Le 17 mars 2009, Nicolas Sarkozy accompagné par Patrick Devedjian était déjà en Franche-Comté, à Ornans (Doubs) plus précisément. Ils y venaient présenter le plan de relance dans l’industrie. Les promesses débordaient et les montants en euro atteignaient des sommets. Devant les salariés d’Alstom d’Ornans, le plan gouvernemental associant la RATP et Alstom faisait florès.

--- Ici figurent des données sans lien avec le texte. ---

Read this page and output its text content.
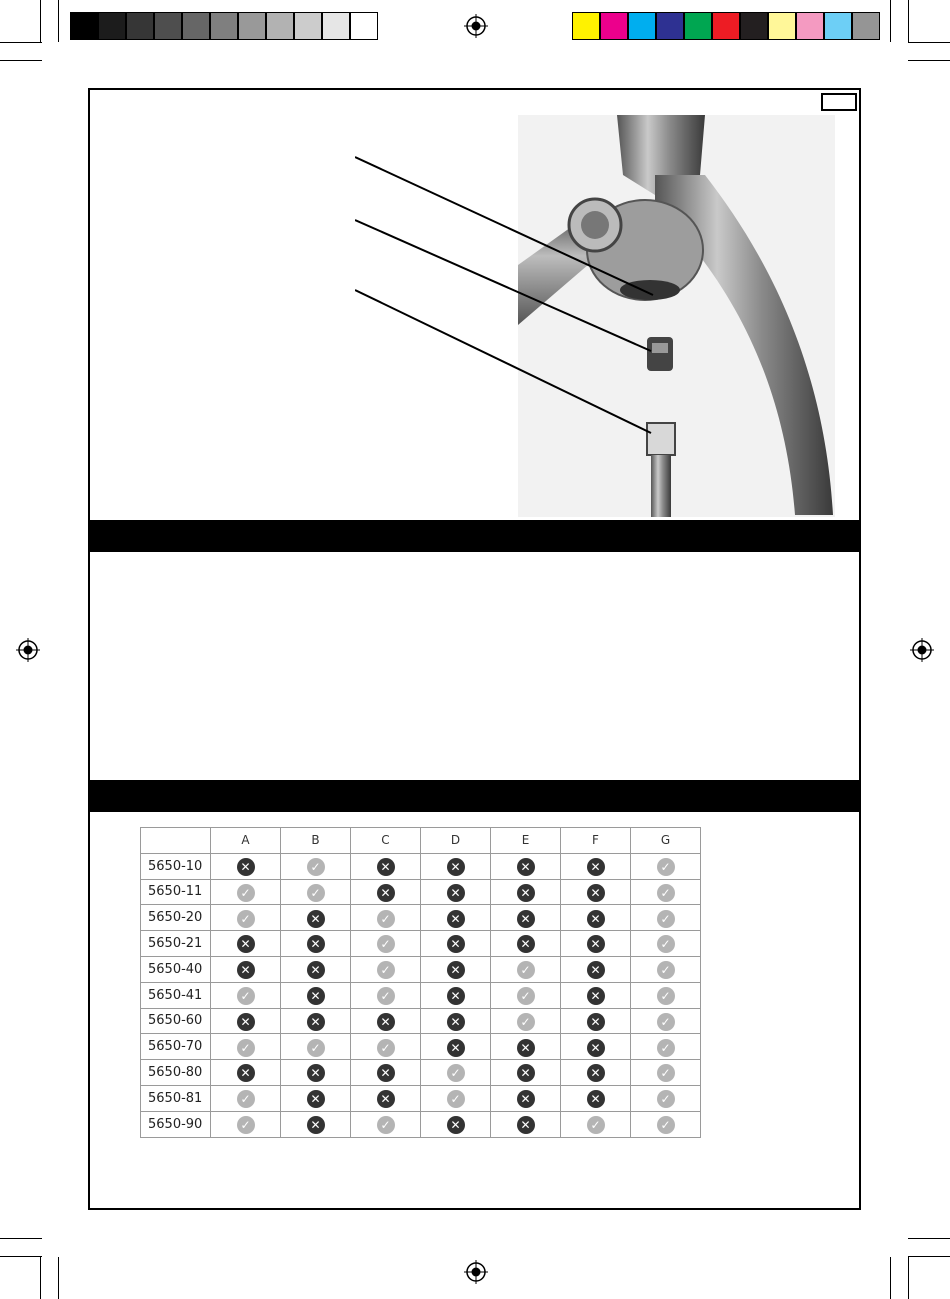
	A	B	C	D	E	F	G
5650-10	✕	✓	✕	✕	✕	✕	✓
5650-11	✓	✓	✕	✕	✕	✕	✓
5650-20	✓	✕	✓	✕	✕	✕	✓
5650-21	✕	✕	✓	✕	✕	✕	✓
5650-40	✕	✕	✓	✕	✓	✕	✓
5650-41	✓	✕	✓	✕	✓	✕	✓
5650-60	✕	✕	✕	✕	✓	✕	✓
5650-70	✓	✓	✓	✕	✕	✕	✓
5650-80	✕	✕	✕	✓	✕	✕	✓
5650-81	✓	✕	✕	✓	✕	✕	✓
5650-90	✓	✕	✓	✕	✕	✓	✓
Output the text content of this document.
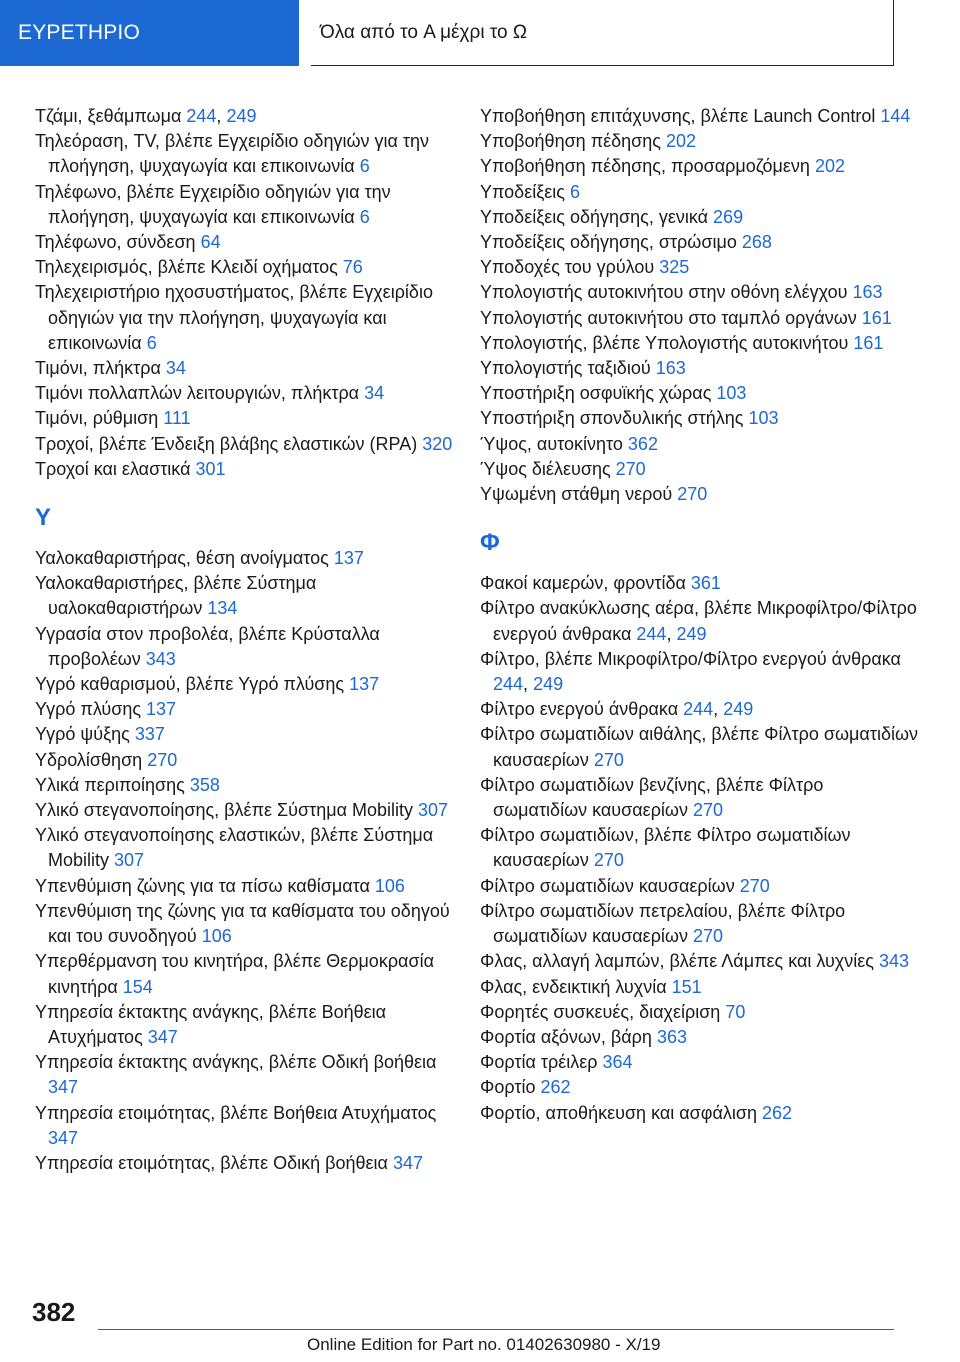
ΕΥΡΕΤΗΡΙΟ	Όλα από το A μέχρι το Ω
Τζάμι, ξεθάμπωμα 244, 249
Τηλεόραση, TV, βλέπε Εγχειρίδιο οδηγιών για την πλοήγηση, ψυχαγωγία και επικοινωνία 6
Τηλέφωνο, βλέπε Εγχειρίδιο οδηγιών για την πλοήγηση, ψυχαγωγία και επικοινωνία 6
Τηλέφωνο, σύνδεση 64
Τηλεχειρισμός, βλέπε Κλειδί οχήματος 76
Τηλεχειριστήριο ηχοσυστήματος, βλέπε Εγχειρίδιο οδηγιών για την πλοήγηση, ψυχαγωγία και επικοινωνία 6
Τιμόνι, πλήκτρα 34
Τιμόνι πολλαπλών λειτουργιών, πλήκτρα 34
Τιμόνι, ρύθμιση 111
Τροχοί, βλέπε Ένδειξη βλάβης ελαστικών (RPA) 320
Τροχοί και ελαστικά 301
Y
Υαλοκαθαριστήρας, θέση ανοίγματος 137
Υαλοκαθαριστήρες, βλέπε Σύστημα υαλοκαθαριστήρων 134
Υγρασία στον προβολέα, βλέπε Κρύσταλλα προβολέων 343
Υγρό καθαρισμού, βλέπε Υγρό πλύσης 137
Υγρό πλύσης 137
Υγρό ψύξης 337
Υδρολίσθηση 270
Υλικά περιποίησης 358
Υλικό στεγανοποίησης, βλέπε Σύστημα Mobility 307
Υλικό στεγανοποίησης ελαστικών, βλέπε Σύστημα Mobility 307
Υπενθύμιση ζώνης για τα πίσω καθίσματα 106
Υπενθύμιση της ζώνης για τα καθίσματα του οδηγού και του συνοδηγού 106
Υπερθέρμανση του κινητήρα, βλέπε Θερμοκρασία κινητήρα 154
Υπηρεσία έκτακτης ανάγκης, βλέπε Βοήθεια Ατυχήματος 347
Υπηρεσία έκτακτης ανάγκης, βλέπε Οδική βοήθεια 347
Υπηρεσία ετοιμότητας, βλέπε Βοήθεια Ατυχήματος 347
Υπηρεσία ετοιμότητας, βλέπε Οδική βοήθεια 347
Υποβοήθηση επιτάχυνσης, βλέπε Launch Control 144
Υποβοήθηση πέδησης 202
Υποβοήθηση πέδησης, προσαρμοζόμενη 202
Υποδείξεις 6
Υποδείξεις οδήγησης, γενικά 269
Υποδείξεις οδήγησης, στρώσιμο 268
Υποδοχές του γρύλου 325
Υπολογιστής αυτοκινήτου στην οθόνη ελέγχου 163
Υπολογιστής αυτοκινήτου στο ταμπλό οργάνων 161
Υπολογιστής, βλέπε Υπολογιστής αυτοκινήτου 161
Υπολογιστής ταξιδιού 163
Υποστήριξη οσφυϊκής χώρας 103
Υποστήριξη σπονδυλικής στήλης 103
Ύψος, αυτοκίνητο 362
Ύψος διέλευσης 270
Υψωμένη στάθμη νερού 270
Φ
Φακοί καμερών, φροντίδα 361
Φίλτρο ανακύκλωσης αέρα, βλέπε Μικροφίλτρο/Φίλτρο ενεργού άνθρακα 244, 249
Φίλτρο, βλέπε Μικροφίλτρο/Φίλτρο ενεργού άνθρακα 244, 249
Φίλτρο ενεργού άνθρακα 244, 249
Φίλτρο σωματιδίων αιθάλης, βλέπε Φίλτρο σωματιδίων καυσαερίων 270
Φίλτρο σωματιδίων βενζίνης, βλέπε Φίλτρο σωματιδίων καυσαερίων 270
Φίλτρο σωματιδίων, βλέπε Φίλτρο σωματιδίων καυσαερίων 270
Φίλτρο σωματιδίων καυσαερίων 270
Φίλτρο σωματιδίων πετρελαίου, βλέπε Φίλτρο σωματιδίων καυσαερίων 270
Φλας, αλλαγή λαμπών, βλέπε Λάμπες και λυχνίες 343
Φλας, ενδεικτική λυχνία 151
Φορητές συσκευές, διαχείριση 70
Φορτία αξόνων, βάρη 363
Φορτία τρέιλερ 364
Φορτίο 262
Φορτίο, αποθήκευση και ασφάλιση 262
382
Online Edition for Part no. 01402630980 - X/19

Mais voilà, le temps est passé, la mémoire a flanché et, désormais, les désillusions s’affichent. En CE, la semaine dernière, la direction d’Alstom Ornans a annoncé que les 262 moteurs auxiliaires Mi09 commandés par la RATP seraient, en définitive, fabriqués dans son usine chinoise de Xiang. Les syndicats s’insurgent et le secrétaire du CE Alstom Transport d’Ornans, Philippe Pillot, profite de la venue du Président dans la région pour l’interroger par courrier : « Est-il normal qu’une partie des fonds engagés au nom du plan de relance de l’économie française soutienne des productions délocalisées en Chine ? » et de motiver ainsi son interrogation : « Compte tenu de la situation de l’emploi, de l’économie et de l’industrie française, compte tenu de la situation de certains sites dont celui de Belfort, nous nous devons de dénoncer cette situation. En effet, cette commande a été obtenue dans le cadre du plan de relance 2009 du gouvernement et de la RATP et il est dès lors hors de question que la fabrication des composants soit faite hors de France et encore moins en Chine. Nous vous demandons, par la présente, d’intervenir auprès de notre direction pour modifier sa décision de localiser la fabrication des auxiliaires Mi09 en Chine et de rapatrier cette charge sur le site d’Ornans avant que nous perdions les compétences utiles à la fabrication de ces produits, dans le cadre de la stratégie de délocalisation de notre entreprise vers les pays à bas coût de main-d’œuvre… »

La direction justifie son choix par la faiblesse de la charge d’exécution : « Elle ne représente que 5 500 heures de travail… » Des heures de travail qui seraient pourtant bien utiles dans cette région où, en une année, le nombre de demandeurs d’emploi est en hausse de 36 % et où les heures de chômage partiel dépassent le million. Hier, dans son fortin de Poligny (Jura), Nicolas Sarkozy n’a pas pu recevoir cette lettre mais, nul doute pourtant, qu’une réaction rapide du président sera prise afin que les quelques millions d’euros généreusement offerts par le contribuable ne finissent dans les caisses de l’Empire de la casse sociale et environnementale . Des centaines de salariés l’espèrent.